Envoi d’appels à collaboration pour Lignes 66 (« Littérature : quelles sont les questions ? »).
Me répondant, Christophe Hanna note le « présupposé communicationnel » de mon texte de présentation (des formules comme : « à qui entendent parler ceux qui écrivent ? »).
Je n’y vois que tautologie : nous préparons un numéro de revue. En est-il qui ne relève d’un souci de communication ?
Au delà : y a-t-il des œuvres sans destinataire ?
Je n’en crois rien.
Premier destinataire : l’auteur lui-même. Qui a d’abord à se convaincre (que ce qu’il écrit n’est pas indigne), ensuite à se changer (se faire, écrivant, autre que si écrire n’avait pas eu lieu).

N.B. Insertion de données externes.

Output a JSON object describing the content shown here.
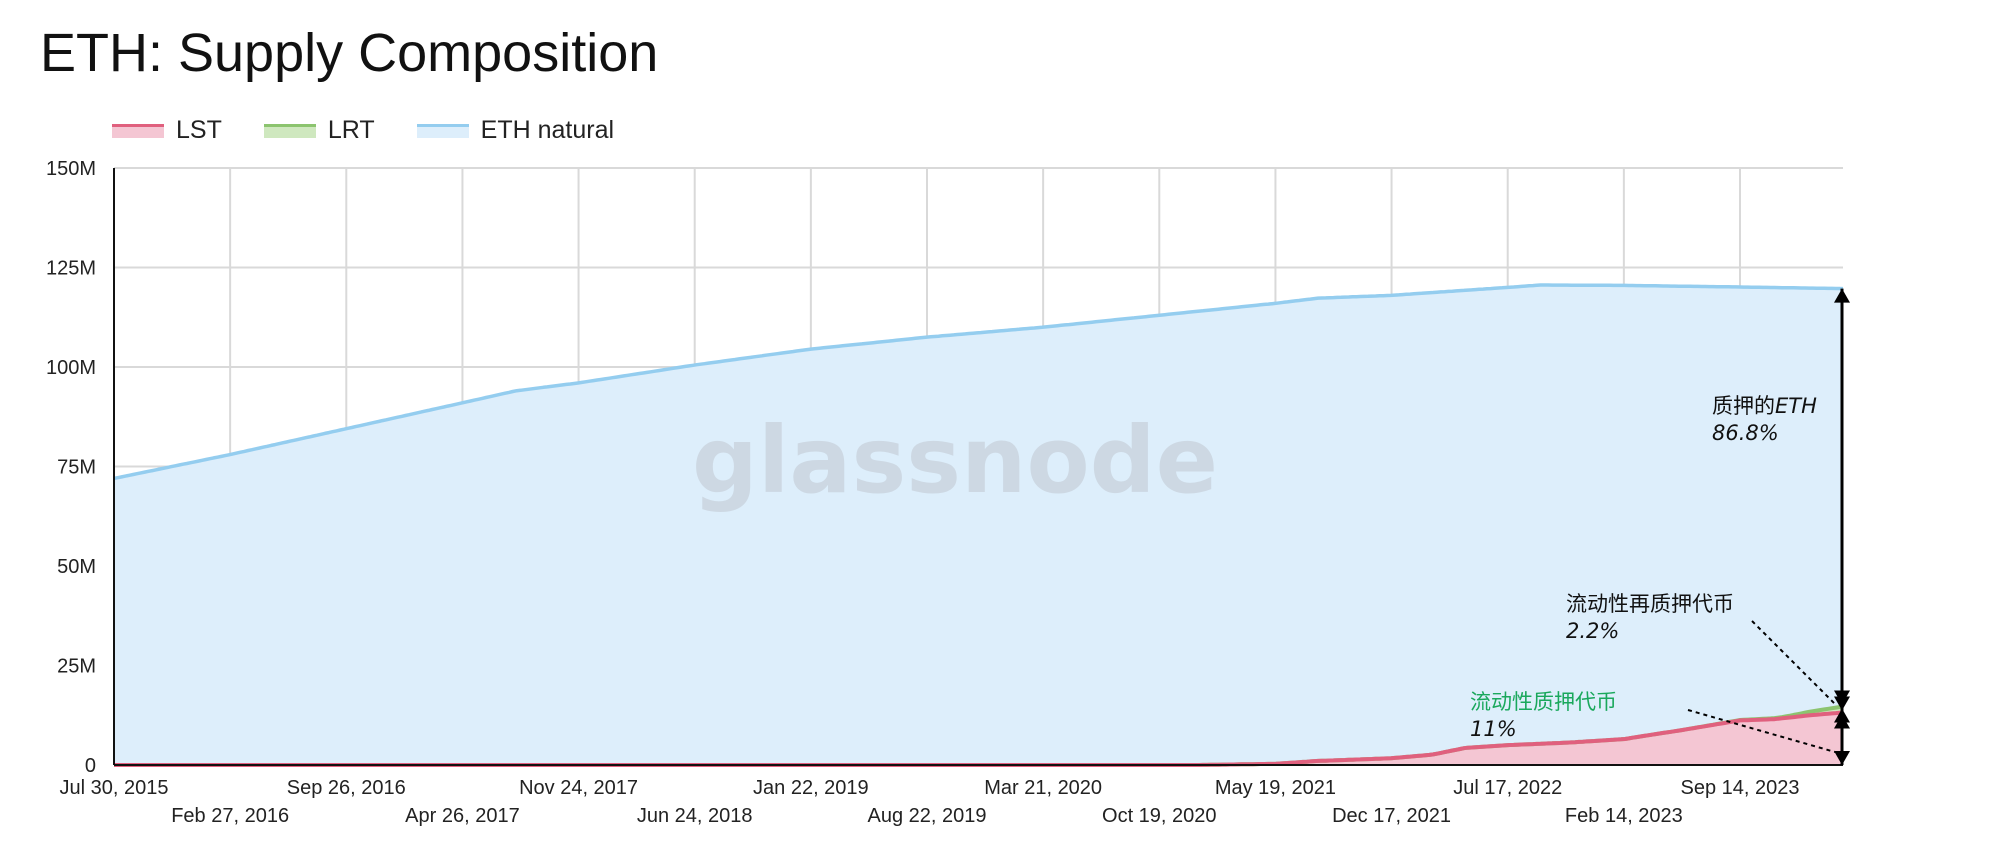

Sans doute y a-t-il une écriture intransitive (on disait ça aux temps barthésiens) : une dont le tracement fait sens — non ce que ce tracement dit.
Mais d’écriture sans adresse (direction vers…, interpellation de…) : non.
Le fait même de publier est-il jamais sans perspective (intention ? illusion ?) de « communication » ?
Ces questions reviennent d’époque en époque. La « démocratisation » des réseaux de communication, l’identification de la littérature à des contenus sociétaux, la mission donnée aux livres de soigner les maladies du monde (etc.) les posent aujourd’hui à nouveaux frais : c’est le sujet de ce numéro de Lignes.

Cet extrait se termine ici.